Brachyzephalie und deren genetische Signatur

"Für die Schnauzenlänge beim Hund wurde über eine Reihe von brachyzephalen Hunderassen eine Selektionssignatur in der Größe von 2,4 Mb auf Chromosom 1 ermittelt. Die für Brachyzephalie verantwortlichen Mutationen liegen in diesem Bereich und verursachen eine Selektionssignatur in der Größe von 0,5 Mb für die Rassen Boxer, Englische und Französische Bulldogge, Boston Terrier, Pekingese u.a. Die für Brachyzephalie kausale Mutation wurde noch nicht gefunden. Auch ist es noch nicht klar, welche Mutationen die rostral und kaudal aberranten Conchen bei brachyzephalen Hunderassen wie Mopsen, Französischen und Englischen Bulldoggen verursachen.
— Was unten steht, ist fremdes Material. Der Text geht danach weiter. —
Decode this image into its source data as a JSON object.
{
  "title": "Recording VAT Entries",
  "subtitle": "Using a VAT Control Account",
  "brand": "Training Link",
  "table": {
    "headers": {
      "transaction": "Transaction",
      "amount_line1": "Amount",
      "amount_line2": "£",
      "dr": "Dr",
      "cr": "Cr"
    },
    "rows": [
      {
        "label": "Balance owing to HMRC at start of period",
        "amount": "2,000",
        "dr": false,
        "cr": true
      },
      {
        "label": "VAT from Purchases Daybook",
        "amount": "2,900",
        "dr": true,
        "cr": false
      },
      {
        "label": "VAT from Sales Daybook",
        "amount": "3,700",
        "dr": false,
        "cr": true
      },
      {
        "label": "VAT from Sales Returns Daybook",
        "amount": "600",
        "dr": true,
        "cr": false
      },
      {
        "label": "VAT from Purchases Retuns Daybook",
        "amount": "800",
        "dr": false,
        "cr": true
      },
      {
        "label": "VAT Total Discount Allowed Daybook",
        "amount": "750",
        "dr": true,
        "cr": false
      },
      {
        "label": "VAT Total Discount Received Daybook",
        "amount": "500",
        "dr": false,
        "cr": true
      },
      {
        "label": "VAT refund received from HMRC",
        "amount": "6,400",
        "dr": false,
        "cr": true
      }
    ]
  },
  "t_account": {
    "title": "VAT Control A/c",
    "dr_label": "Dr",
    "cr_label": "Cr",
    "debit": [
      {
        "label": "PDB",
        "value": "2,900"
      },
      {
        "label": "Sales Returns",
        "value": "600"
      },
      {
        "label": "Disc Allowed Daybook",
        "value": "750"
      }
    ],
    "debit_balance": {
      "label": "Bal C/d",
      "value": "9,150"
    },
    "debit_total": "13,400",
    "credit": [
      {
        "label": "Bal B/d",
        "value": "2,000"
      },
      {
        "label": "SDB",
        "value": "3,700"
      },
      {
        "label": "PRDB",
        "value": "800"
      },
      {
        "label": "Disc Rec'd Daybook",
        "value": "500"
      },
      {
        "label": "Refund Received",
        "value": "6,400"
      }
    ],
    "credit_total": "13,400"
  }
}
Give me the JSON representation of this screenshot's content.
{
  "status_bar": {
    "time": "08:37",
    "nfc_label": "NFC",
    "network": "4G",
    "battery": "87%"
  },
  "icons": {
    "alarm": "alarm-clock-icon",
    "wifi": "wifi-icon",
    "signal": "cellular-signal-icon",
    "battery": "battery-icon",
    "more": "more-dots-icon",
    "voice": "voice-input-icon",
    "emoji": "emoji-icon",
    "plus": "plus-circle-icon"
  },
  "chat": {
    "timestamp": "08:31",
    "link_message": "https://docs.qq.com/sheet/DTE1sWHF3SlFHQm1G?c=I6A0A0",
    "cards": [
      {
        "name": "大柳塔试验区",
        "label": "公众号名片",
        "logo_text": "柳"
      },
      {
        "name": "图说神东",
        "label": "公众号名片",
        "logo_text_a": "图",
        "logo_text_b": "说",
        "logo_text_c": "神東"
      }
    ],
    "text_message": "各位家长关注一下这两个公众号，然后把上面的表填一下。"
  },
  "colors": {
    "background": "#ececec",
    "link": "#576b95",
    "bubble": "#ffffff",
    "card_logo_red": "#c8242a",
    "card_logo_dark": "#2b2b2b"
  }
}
Eine Selektion auf eine veränderte Gesichtsmorphologie scheint bei den brachyzephalen Rassen möglich zu sein. Dies kann bereits jetzt durch Beachtung einer größeren Heterozygotie von Markern im Bereich der Selektionssignatur für Brachyzephalie unterstützt werden. Weitere Untersuchungen sollen die Ursachen für das brachyzephale Atemnotsyndrom (BAS) aufklären. Die Tierärzte können dieses Projekt über die Einsendung von EDTA-Blutproben von BAS-betroffenen und BAS-freien brachyzephalen Hunden unterstützen."*

Prof. Dr. Ottmar Distl, Institut für Tierzucht und Vererbungsforschung, Stiftung Tierärztliche Hochschule Hannover


* alle Zitate aus "Leipziger Blaue Hefte" 2012, Bd1

(Zusammenstellung Christoph Jung)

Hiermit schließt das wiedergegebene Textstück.